As always, there is much for thoughtful readers to learn and ponder in this week’s publications. Enjoy them with our compliments—and again, Happy New Year!

Key Takeaways:

  • When saving is replaced by gambling
  • Capitalism has many adjectives
  • Summoning Goldilocks and waking Daddy Bear
  • Gold is strong in the back stretch, but watch out for silver’s kick

The McAlvany Weekly Commentary: David and Kevin take a look at the housing market this week, particularly in regard to the fact that many first-time buyers have been priced out of the market. They also note that everyday folks are often the ones who get into stock markets last and get caught holding the bag when the market turns down. The stacked odds against such folks are creating a gambling mentality that manifests itself in both the stock market and such things as the lottery. Regarding the markets, the hosts note that even with the recent frenetic activity, several indexes have not attained all-time highs. They also point out, importantly, that the presence of liquidity on the sidelines doesn’t necessarily mean that it will enter the game. Historical precedent argues that it is sometimes content to watch and wait.

Credit Bubble Bulletin: Doug ushers us into 2024 with the timeless analysis of notable economist Hyman Minsky. Minsky identified four stages through which American capitalism had progressed to the time of his writing in the late 20th century: commercial capitalism, finance capitalism, managerial capitalism, and money manager capitalism. Minsky died in 1996, after which Doug built on his vital analysis with the identification of a fifth stage: financial arbitrage capitalism. Critically, Minsky described how government’s efforts to stabilize markets can actually destabilize them. Doug describes the many ways in which this is playing out in today’s markets. This is deeply insightful analysis, clearly presented.

Hard Asset Insights: “After many years of the habitual use of radical activist policy measures…rather than Goldilocks, we now have an inflation problem, a fiscal sustainability problem, a government interest expense problem, and a higher interest rate problem…that is threatening economic growth for the rate-sensitive private sector… In aiming to control and contort natural economic law by habitual use of unnatural and radical activist policy measures, we are destroying the conditions that make Goldilocks possible in the first place.” Morgan observes that the forces propelling markets higher are real and powerful, but he brings necessary perspective to the discussion by noting that there are greater forces at play, and those forces will eventually dominate.

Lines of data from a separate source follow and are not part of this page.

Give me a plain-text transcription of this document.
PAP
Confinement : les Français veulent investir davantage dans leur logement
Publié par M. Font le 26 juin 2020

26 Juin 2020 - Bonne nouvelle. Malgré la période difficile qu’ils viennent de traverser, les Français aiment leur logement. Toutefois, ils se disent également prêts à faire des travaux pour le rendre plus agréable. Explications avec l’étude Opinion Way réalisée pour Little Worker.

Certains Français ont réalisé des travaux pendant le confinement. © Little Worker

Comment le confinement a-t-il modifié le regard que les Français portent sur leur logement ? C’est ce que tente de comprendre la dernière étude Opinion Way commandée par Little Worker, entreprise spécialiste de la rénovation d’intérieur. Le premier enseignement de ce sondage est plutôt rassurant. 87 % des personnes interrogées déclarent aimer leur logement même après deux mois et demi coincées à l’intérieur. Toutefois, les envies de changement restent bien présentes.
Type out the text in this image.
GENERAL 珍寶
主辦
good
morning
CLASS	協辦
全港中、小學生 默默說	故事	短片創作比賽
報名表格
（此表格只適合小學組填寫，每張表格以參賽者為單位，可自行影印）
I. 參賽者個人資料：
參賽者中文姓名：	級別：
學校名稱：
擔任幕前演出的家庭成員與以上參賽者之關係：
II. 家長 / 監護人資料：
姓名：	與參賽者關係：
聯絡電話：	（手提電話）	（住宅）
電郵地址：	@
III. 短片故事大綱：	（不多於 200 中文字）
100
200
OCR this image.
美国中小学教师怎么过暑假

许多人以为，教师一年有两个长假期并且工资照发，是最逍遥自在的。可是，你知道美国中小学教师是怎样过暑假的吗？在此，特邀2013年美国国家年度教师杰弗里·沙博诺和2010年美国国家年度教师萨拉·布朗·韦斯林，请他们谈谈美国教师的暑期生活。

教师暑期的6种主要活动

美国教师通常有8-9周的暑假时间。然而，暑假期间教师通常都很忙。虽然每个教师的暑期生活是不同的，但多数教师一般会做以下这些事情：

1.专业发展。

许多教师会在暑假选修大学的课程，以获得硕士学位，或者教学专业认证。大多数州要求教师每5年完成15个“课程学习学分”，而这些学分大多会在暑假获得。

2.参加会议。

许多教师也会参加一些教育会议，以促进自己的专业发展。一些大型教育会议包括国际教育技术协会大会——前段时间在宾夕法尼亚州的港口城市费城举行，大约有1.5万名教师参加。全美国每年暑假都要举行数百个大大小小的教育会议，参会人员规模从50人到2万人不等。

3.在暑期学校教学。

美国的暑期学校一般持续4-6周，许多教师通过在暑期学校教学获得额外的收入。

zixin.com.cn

Golden Rule Radio: Miles, Tory, and Rob take the mic this week to wrap up 2023 and ring in 2024. They note that gold had a great year, but is set up for even better things ahead. The white metals certainly enjoyed no privilege as they finished the year flat (silver), down significantly (platinum), or down a lot (palladium). Miles takes this information and puts it in historical perspective by comparing charts of gold and silver between 2008 and 2011. For people who remember those events in generalities, the specifics in the charts make for very interesting comparison. A year does not a trend make, and the way things start is often very different from the way they finish. Miles adds further perspective by describing typical investing behavior by different socioeconomic groups as a serious bull market in precious metals develops. This is timely analysis—ahead of what could be the strongest up moves in the market.